GP Austria, E’ pole per Leclerc, ma Vettel piange di nuovo

0
179
Charles Leclerc (Gety Images)

F1 | Anche in Austria la Ferrari un po’ ride un po’ piange

Insomma, a Maranello proprio non ce la fanno a indovinarle tutte. Se una monoposto riesce a stare davanti, l’altra deve per forza essere dispersa. E così da quasi sempre, o almeno dal post Schumacher è diventata una regola e anche al Red Bull Ring la Ferrari non si è smentita.

Capace di segnare la pole position con Charles Leclerc, giustamente giubilante alla fine, la Rossa è affondata con Sebastian Vettel che al Q3 decisivo neppure ha potuto partecipare a causa del cedimento di un connettore.

Evidentemente si è rotto qualcosa che non doveva cedere e dobbiamo capire il perché, ma non ce l’ho con nessuno. Non sono arrabbiato“, ha affermato il tedesco che in gara partirà dalla nona piazzola agevolato dalla penalità di 5 posizioni di Kevin Magnussen.
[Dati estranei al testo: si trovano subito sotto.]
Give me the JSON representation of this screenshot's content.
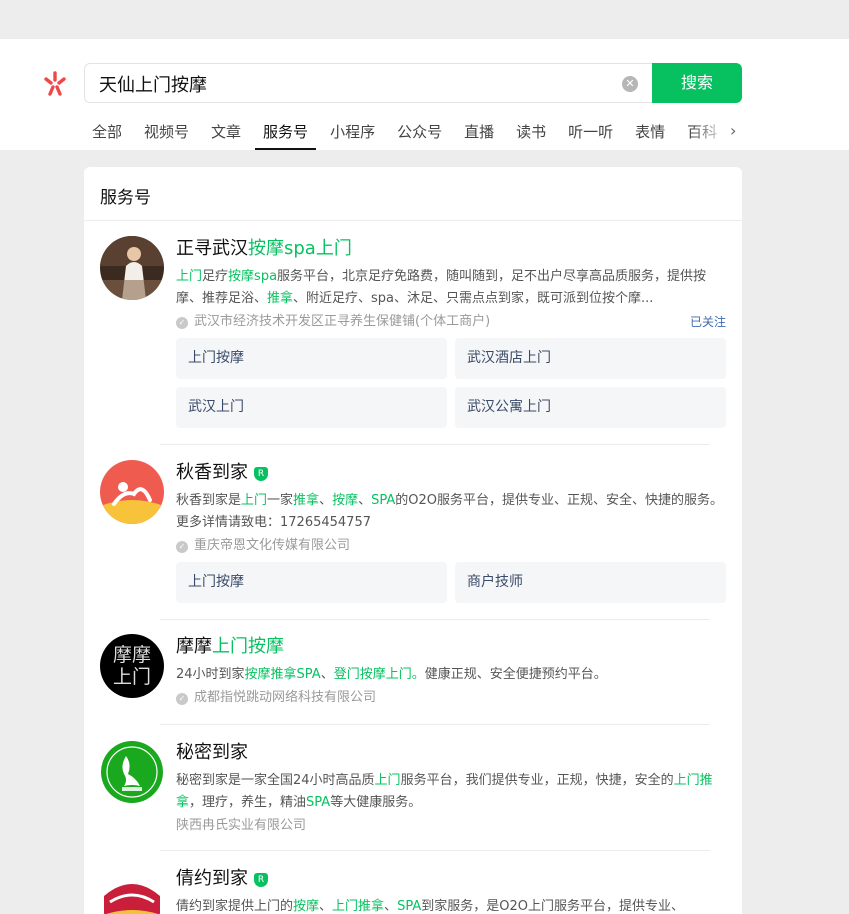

È chiaro che in una giornata del genere fa male perché la macchina valeva il primo posto e per la situazione nella quale eravamo ieri abbiamo reagito bene. Io avevo trovato il ritmo giusto e mi stavo preparando al secondo tentativo per la Q2 in preparazione dell’ultima fase“, ha aggiunto raccontando poi quegli attimi concitati che lo hanno separato dalla decisione di rinunciare all’assalto al palo. “I ragazzi del team le hanno provate tutte per rimandarmi in pista.  Per domani la speranza è che il mio compagno conservi il piazzamento e che io mi riesca ad avvicinare“.

> Per restare aggiornato sulle ultime notizie di F1, MotoGP e Superbike CLICCA QUI

Il boss Mattia Binotto se la prende con le gomme

E mentre Seb si rammarica per ciò che poteva essere e non è stato, il suo boss prova a giustificare questo ennesimo colpo di scena in negativo da parte del Cavallino.

Sono dispiaciuto per lui. Avrebbe potuto fare una bellissima qualifica, ha commentato  ai microfoni di Sky Sport Italia. “Si è trattato di un inconveniente meccanico, che per l’entità definirei stupido. In pratica, si è interrotta una connessione meccanica che ha bloccato l’alimentazione sulla linea pneumatica del motore facendolo rimanere senza aria“.

In vena di togliersi qualche sassolino dalla scarpa, il team principal Ferrari ha attaccato la Pirelli, o meglio la votazione contraria al ritorno alle coperture 2018 che avrebbe potuto diventare effettiva dal prossimo GP del Belgio.

Penso che la F1 ci abbia rimesso ancora una volta“, ha attaccato. “Si fanno spesso tante chiacchiere e non si passa all’azione. Credo sia deludente che il fornitore possa scegliere gli pneumatici in totale autonomia per la stagione e che ci voglia poi la maggioranza delle squadre per poterli cambiare“.